Table 1 shows a comparison of the calculated slopes of the PABA/CoZIF with that reported in the literature. The gold electrode (blank) gave high Tafel slopes of 459.3 and 471.4 mV dec⁻¹ at 0.0300 M and 0.150 M H₂SO₄ concentrations, respectively.

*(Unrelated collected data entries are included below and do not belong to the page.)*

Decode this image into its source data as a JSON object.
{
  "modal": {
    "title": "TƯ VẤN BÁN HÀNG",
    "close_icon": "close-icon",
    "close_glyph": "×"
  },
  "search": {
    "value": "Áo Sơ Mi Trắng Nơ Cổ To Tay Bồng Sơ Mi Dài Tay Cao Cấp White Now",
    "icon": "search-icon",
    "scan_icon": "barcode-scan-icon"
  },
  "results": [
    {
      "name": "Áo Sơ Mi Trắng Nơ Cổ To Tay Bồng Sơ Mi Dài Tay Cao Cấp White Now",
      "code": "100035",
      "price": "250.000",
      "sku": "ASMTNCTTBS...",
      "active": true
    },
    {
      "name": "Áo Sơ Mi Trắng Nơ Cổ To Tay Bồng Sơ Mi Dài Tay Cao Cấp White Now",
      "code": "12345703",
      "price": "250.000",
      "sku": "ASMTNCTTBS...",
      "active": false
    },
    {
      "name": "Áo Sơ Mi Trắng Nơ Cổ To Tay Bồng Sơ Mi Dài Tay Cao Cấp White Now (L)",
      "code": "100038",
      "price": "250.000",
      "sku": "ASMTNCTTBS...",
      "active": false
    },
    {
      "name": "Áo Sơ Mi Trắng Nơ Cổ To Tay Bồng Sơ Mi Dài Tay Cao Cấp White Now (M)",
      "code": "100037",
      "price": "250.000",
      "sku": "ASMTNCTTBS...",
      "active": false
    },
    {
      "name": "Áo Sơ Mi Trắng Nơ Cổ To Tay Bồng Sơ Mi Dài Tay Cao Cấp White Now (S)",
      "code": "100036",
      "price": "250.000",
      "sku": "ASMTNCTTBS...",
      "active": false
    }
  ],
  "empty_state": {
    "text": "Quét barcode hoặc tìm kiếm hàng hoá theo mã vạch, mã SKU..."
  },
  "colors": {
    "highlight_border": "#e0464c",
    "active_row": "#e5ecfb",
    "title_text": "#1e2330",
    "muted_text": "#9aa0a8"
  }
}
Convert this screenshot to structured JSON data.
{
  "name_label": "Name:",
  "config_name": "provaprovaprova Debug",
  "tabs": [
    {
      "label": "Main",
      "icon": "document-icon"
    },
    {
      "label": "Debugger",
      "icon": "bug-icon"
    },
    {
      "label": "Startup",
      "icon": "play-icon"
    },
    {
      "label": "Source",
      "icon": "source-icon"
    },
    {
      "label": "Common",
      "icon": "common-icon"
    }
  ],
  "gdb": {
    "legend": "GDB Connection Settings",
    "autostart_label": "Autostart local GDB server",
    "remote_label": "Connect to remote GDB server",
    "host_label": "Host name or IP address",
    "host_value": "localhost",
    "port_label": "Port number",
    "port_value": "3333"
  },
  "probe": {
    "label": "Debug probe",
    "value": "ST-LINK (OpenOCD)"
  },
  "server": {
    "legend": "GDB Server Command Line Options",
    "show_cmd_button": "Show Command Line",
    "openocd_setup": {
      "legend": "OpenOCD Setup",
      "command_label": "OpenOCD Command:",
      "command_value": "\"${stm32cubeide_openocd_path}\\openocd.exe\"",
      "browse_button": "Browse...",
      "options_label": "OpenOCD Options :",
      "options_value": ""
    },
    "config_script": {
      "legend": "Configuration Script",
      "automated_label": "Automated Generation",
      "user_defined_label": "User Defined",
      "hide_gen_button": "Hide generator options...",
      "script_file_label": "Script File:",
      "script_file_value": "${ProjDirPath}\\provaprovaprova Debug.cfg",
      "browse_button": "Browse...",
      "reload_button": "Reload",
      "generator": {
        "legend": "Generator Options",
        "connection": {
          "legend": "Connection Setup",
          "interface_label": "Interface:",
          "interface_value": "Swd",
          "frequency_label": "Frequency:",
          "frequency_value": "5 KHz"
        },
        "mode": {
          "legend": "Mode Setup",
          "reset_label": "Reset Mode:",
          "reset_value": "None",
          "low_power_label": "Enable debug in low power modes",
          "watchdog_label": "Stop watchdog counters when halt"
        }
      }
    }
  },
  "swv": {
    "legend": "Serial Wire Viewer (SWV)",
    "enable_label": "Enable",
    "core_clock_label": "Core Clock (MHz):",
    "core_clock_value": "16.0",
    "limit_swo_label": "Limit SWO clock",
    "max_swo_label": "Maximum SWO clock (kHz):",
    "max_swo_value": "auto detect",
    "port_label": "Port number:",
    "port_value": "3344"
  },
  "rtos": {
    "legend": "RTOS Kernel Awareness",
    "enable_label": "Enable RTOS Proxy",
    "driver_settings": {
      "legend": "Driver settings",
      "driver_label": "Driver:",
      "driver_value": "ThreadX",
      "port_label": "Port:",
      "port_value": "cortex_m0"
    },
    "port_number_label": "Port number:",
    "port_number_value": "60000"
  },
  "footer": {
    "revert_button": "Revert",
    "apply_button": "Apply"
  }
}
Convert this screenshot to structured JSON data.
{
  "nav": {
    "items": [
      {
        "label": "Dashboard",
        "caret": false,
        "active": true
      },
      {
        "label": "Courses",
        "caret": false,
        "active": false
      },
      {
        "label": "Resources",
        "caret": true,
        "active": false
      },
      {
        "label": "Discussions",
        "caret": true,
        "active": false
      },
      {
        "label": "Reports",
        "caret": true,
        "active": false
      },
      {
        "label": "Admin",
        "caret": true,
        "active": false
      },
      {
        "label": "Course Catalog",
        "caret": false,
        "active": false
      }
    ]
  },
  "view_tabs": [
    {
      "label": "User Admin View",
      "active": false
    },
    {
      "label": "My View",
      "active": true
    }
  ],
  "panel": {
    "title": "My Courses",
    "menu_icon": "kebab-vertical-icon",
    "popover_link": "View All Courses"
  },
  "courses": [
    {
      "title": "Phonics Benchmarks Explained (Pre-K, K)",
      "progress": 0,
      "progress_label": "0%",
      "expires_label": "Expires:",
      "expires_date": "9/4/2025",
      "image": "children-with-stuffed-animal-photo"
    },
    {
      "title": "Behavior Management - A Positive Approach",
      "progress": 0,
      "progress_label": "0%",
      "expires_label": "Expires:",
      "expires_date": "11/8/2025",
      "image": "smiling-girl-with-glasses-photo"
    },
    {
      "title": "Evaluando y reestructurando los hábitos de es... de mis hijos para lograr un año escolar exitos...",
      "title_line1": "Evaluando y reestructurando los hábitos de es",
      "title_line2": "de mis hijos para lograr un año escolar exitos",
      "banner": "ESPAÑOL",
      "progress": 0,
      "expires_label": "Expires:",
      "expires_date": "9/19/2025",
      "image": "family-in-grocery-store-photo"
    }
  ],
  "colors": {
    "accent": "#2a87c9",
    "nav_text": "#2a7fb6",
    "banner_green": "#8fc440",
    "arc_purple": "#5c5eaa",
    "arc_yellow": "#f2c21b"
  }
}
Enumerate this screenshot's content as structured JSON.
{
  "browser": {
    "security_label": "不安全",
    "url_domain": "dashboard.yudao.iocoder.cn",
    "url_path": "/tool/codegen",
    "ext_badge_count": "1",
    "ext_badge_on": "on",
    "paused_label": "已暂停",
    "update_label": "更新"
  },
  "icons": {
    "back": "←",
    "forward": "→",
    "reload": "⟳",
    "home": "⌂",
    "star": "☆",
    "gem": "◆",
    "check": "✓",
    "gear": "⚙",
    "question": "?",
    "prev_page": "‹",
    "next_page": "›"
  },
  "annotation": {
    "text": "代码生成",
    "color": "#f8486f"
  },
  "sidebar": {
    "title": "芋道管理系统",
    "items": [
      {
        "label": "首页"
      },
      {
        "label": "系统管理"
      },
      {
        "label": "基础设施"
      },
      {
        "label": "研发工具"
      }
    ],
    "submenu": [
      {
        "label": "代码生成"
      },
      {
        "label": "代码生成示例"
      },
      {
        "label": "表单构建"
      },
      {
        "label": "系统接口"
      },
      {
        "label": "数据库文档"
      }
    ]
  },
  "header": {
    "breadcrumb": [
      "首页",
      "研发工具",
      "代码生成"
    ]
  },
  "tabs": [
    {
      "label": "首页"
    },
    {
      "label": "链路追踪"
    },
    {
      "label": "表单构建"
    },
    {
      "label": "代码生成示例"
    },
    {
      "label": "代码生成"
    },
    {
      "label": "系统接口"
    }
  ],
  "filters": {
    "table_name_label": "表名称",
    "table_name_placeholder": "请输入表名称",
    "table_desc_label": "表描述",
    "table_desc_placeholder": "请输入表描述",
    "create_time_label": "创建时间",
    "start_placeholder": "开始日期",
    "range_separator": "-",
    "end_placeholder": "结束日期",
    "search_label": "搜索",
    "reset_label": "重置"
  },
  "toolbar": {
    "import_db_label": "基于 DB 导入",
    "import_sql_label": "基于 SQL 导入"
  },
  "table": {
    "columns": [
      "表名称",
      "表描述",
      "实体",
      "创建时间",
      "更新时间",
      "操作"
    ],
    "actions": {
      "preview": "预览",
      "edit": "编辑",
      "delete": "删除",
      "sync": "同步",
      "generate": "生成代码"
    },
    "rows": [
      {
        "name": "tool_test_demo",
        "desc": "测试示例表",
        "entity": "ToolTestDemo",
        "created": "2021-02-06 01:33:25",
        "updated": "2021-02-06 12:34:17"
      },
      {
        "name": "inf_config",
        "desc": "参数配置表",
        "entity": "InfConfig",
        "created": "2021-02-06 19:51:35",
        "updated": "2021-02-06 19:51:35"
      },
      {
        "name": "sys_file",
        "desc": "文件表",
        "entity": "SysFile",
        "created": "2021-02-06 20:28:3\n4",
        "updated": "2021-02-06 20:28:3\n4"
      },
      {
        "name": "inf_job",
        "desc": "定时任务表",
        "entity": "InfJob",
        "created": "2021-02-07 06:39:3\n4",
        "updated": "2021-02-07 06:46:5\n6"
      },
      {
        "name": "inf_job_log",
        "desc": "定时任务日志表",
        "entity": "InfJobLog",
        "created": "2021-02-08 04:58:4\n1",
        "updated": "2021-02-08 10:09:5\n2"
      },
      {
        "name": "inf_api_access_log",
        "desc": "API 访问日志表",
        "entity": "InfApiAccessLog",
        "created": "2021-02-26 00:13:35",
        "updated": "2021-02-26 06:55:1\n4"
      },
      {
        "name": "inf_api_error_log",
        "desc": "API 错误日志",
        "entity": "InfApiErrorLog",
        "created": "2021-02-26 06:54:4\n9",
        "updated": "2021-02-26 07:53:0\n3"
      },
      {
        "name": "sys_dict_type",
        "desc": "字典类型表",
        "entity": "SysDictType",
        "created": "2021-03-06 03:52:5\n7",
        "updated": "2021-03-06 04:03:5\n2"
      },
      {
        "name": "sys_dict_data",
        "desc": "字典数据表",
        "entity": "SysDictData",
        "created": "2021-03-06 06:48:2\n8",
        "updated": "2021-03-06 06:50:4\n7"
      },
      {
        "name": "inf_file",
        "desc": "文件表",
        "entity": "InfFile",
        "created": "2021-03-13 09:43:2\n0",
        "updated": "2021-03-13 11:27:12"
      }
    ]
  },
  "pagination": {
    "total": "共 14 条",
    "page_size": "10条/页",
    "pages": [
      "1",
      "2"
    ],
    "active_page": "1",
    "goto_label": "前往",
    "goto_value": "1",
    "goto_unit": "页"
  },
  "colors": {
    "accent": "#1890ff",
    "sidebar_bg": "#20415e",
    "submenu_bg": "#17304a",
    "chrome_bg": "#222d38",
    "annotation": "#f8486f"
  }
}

The slope decreased upon the addition of PABA, CoZIF and the PABA/CoZIF composite on the surface of the electrode as compared to that with the Au electrode [32,45,46]. The obtained b values were in the range of 150–373 mV dec⁻¹, differing according to acid concentration as shown in Table 1. The high b values show that the rate-determining step is the Volmer step, and production of molecular hydrogen follows the Volmer step coupled with either the Heyrovsky or Tafel step [4,16,21]. Furthermore, this was supported by the charge transfer coefficient, which was determined to be closer to 0.5 [16]. The intrinsic activity of the electrocatalyst was further estimated by determining the exchange current density, j_o, by extrapolating the Tafel plots [21,33]. The j_o value obtained for the synthesized PABA/CoZIF was greater than that for the pristine PABA and CoZIF at lower concentrations, showing it to be a promising electrocatalyst for hydrogen production.

4. Conclusions

In summary, we have successfully developed a PABA/CoZIF composite electrocatalyst from the incorporation of CoZIF in PABA polymer backbone through electrostatic interaction. The electrocatalytic efficiency of the synthesized PABA/CoZIF composite for hydrogen production was investigated in an acidic medium through the HER. Both SEM and TEM demonstrated that the composite had a rough surface due to an interaction between the CoZIF and the external surface of the PABA. The composite exhibited admirable catalytic action due to the presence of CoZIF and remarkable stability for the HER in the acidic medium as compared to pristine PABA. Moreover, the electrocatalytic activity of the PABA/CoZIF composite appeared to be greater than that of CoZIF and PABA. The synthesized composite possessed a Tafel slope value of 156 mV/dec and charge transfer coefficient of 0.38, indicating that the rate-determining step of the HER for PABA/CoZIF was the Volmer reaction coupled with Heyrovsky reaction or Tafel reaction. This study affords a route for preparing a PABA doped with CoZIF electrocatalyst with high competence and incredible electrocatalytic action for the HER.